Post# 1026166 , Reply# 2   3/3/2019 at 19:37 by norgeway (mocksville n c )        

Used them much longer than anyone else, into the 50s on some ranges, like John said, touch one with a spoon or fork and it will light up your world, but people used to have enough common sense not to do things like that,,lol, they were used in deep well cookers on less expensive ranges into the 50s also,

Post# 1026188 , Reply# 3   3/4/2019 at 09:08 by Tomturbomatic (Beltsville, MD)        

It was the inherent dangers of these open wound coils in either firebrick or porcelain  holders that caused the European nations to mandate the cast iron elements with which research and progress stalled for decades. Of course, in this country, research continued and Hotpoint engineers developed the sealed rod element which enclosed the open wound coil in a stainless  steel tube. The open coil was insulated electrically with magnesium oxide and improvements were continuous. The magnesium oxide insulation is why there is the bright yellow light when a sealed rod element shorts internally. Hotpoint's discovery led to General Electric's purchasing the company to get the Calrod element which is why you see the note in Hotpoint ads of old that it was a subsidiary of the General Electric Co.

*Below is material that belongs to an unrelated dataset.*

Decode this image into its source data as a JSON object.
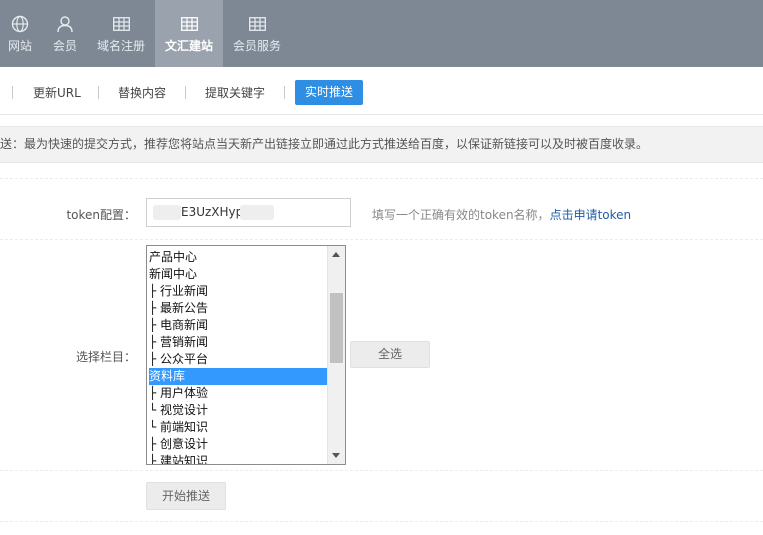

One nice thing about the old open coil elements sunk into channels in the firebrick or porcelain holders was that the intense heat of the element did not touch the pan so Pyrex and other brands of heatproof glass cooking vessels could be used without danger of thermal destruction on the elements. The sealed rod elements, unless used on slower speeds, had to have the wire used between them and the glass vessel to prevent breakage from thermal shock due to the fact that glass does not transmit heat very well from a place of high heat to a place of lower heat. Another nice thing about the open coil elements was that the firebrick absorbed a LOT of heat, which was not good for efficiency in the initial heating, but could be used to cook with the current off. When we were using a hotplate to cook in lodgings, I remember my mother using the percolator on it. She brought the water to perking on high then she shut if off and there was enough heat to perk the coffee for 8 minutes or so. Early marketing of electrical cooking used to emphasize the savings to be had of cooking while the current was off. The European cast iron elements held even more heat.

Post# 1026263 , Reply# 4   3/4/2019 at 23:02 by Northwesty (Renton, WA)        

have wondered if like deep fat frying over these, and then it spills over -- seems like a fire hazard if not a mess to clean up. Prefer the Calrod unit in the GEs

Post# 1026297 , Reply# 5   3/5/2019 at 09:24 by Tomturbomatic (Beltsville, MD)        

Well, with any electric surface unit, you are supposed to choose the size unit that is covered by the pan so that you do not have a hot ring exposed beyond the base of the pan, but a hot sealed rod element will set fat on fire if it boils over the top of the pan or is otherwise spilled on a hot surface unit. If the unit is not red hot, it usually just goes up in smoke.


With a gas burner, it is even more fun because oil at frying temperatures also vaporizes and the fumes can ignite if they come in contact with an open flame. Check for stories around Thanksgiving.